We finally run the HMC sampler. In each iteration, we first produce radom momenta $\mathbf{p}$ from a normal distribution with covariance chosen to be the BFGS-updated inverse mass matrix $\mathbf{M}^{-1}$, which is defined to be the inverse Hessian $\mathbf{H}^{-1}$ of the potential energy $U$. 

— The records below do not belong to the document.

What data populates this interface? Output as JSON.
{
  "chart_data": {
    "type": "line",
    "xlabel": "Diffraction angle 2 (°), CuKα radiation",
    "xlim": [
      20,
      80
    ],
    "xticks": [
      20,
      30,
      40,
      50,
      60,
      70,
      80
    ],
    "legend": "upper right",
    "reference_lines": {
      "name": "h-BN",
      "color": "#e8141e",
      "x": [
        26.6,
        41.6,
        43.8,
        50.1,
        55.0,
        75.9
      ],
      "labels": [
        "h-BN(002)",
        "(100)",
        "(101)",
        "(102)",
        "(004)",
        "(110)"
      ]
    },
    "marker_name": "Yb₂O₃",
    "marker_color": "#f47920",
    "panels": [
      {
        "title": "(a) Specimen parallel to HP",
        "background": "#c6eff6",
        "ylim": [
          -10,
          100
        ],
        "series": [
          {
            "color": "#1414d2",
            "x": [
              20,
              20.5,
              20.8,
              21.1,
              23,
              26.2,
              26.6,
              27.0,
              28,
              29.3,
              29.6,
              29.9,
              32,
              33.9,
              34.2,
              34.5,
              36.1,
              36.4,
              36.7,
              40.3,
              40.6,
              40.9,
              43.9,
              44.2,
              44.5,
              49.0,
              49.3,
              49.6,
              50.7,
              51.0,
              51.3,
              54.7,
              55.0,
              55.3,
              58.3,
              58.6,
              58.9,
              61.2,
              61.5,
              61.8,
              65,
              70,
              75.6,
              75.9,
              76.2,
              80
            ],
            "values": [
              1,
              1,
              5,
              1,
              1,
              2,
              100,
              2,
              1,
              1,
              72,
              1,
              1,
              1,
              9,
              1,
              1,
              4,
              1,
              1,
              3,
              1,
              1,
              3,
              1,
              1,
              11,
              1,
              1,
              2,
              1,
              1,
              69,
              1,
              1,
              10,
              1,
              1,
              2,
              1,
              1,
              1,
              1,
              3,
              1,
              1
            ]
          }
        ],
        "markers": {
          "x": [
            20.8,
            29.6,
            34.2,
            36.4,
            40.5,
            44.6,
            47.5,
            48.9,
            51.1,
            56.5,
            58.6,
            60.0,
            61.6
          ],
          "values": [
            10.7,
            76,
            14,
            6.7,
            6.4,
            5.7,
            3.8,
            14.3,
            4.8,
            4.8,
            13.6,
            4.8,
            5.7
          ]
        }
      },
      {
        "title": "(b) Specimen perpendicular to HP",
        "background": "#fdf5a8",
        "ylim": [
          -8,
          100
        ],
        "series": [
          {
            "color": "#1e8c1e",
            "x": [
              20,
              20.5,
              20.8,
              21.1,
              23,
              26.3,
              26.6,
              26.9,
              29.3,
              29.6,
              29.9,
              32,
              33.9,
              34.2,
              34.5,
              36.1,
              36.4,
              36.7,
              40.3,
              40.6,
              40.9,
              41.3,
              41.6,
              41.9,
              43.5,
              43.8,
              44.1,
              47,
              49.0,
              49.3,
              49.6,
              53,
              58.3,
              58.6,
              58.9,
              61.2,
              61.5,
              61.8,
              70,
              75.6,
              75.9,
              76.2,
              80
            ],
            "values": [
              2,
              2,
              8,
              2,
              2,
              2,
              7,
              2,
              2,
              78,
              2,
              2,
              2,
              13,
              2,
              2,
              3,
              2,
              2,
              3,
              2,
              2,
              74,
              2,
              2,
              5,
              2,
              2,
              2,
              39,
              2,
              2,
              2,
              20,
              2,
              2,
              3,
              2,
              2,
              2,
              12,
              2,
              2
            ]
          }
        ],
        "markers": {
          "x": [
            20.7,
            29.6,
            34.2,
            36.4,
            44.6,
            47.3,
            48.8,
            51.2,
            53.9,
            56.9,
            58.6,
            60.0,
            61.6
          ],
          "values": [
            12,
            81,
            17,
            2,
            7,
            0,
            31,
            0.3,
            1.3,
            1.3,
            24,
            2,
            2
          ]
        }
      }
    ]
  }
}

Using the mass matrix, we compute energies and run a leapfrog iteration to solve Hamilton's equations. Following this, we compute the energies of the proposed model and evaluate the modified Metropolis rule (in logarithimic form, to avoid over- or under-flow).

In [None]:
accept=0
start=time.time()

# Sampling. ===================================================================
for it in range(N-1):
    
    # Randomly choose momentum.
    p=np.random.randn(dim)
    p=M.LTinv.dot(p)
    
    # Evaluate energies.
    U=fct.U(m)
    K=0.5*np.dot(p,np.dot(M.Minv,p))
    H=U+K
    
    # Check if models and trajectories should be plotted.
    if (not it % plot_interval) and it>0: 
        plot=True
        print('iteration: %d' % it)
    else:
        plot=False
    
    # Run leapfrog iteration.
    m_new,p_new=leapfrog(m,p,Nit,dt,M.Minv,fct,plot)
    if plot:
        filename='OUTPUT/trajectory_'+str(it)+'.png'
        plt.savefig(filename, bbox_inches='tight', format='png')
        plt.show()
    
    # Plot proposed models.
    if plot:
        plt.subplots(1, figsize=(30,10))
        plt.plot(m_new)
        plt.xlabel('model parameter index')
        plt.show()
    
    # Evaluate new energies.
    U_new=fct.U(m_new)
    K_new=0.5*np.dot(p_new,M.Minv.dot(p_new))
    H_new=U_new+K_new
    
    # Evaluate Metropolis rule in logarithmic form.
    alpha=np.minimum(0.0,H-H_new)
    if alpha>=np.log(np.random.rand(1)):
        # Update model.
        m=m_new
        accept+=1
        # Update BFGS matrix.
        if (autotune=='BFGS' or autotune=='SR1'):
            g=fct.J(m)
            M.update(m,g)
    
    # Accumulate on-the-fly statistics
    s.get(m,0.0,it+1)
    m11[it+1]=M.Minv[dimension1,dimension1]
    m22[it+1]=M.Minv[dimension2,dimension2]

stop=time.time()
print('acceptance rate: %f (%d of %d samples)' % (np.float(accept)/np.float(N),accept,N))
print('elapsed time: %f s' % (stop-start))

## 8. Analyse results

### 8.1. Sample statistics collected on the fly

In [None]:
s.display()

In [None]:
u,v=np.linalg.eig(M.Minv)

In [None]:
plt.subplots(1, figsize=(20,20))
plt.semilogy(np.abs(u))
plt.show()

### 8.2. Analysis of the mass matrix

In [None]:
plt.subplots(1, figsize=(20,20))
plt.pcolor(Minv,cmap='Blues')
plt.title('initial inverse mass matrix',pad=20)
plt.colorbar()
plt.show()

plt.subplots(1, figsize=(20,20))
plt.pcolor(M.Minv,cmap='Blues')
plt.title('final inverse mass matrix',pad=20)
plt.colorbar()
plt.show()

plt.subplots(1, figsize=(20,10))
plt.plot(np.diag(M.Minv),'k',linewidth=4)
plt.plot(np.diag(Minv),'r',linewidth=4)
plt.xlabel('index')
plt.title('diagonal of inverse mass matrix (final=black, initial=red)')
plt.grid()
plt.show()

plt.subplots(1, figsize=(20,10))
plt.plot(m11,'k',linewidth=4)
plt.plot(m22,'r',linewidth=4)
plt.xlabel('iteration')
plt.title('diagonal elements (black=parameter1, red=parameter2)')
plt.grid()
plt.show()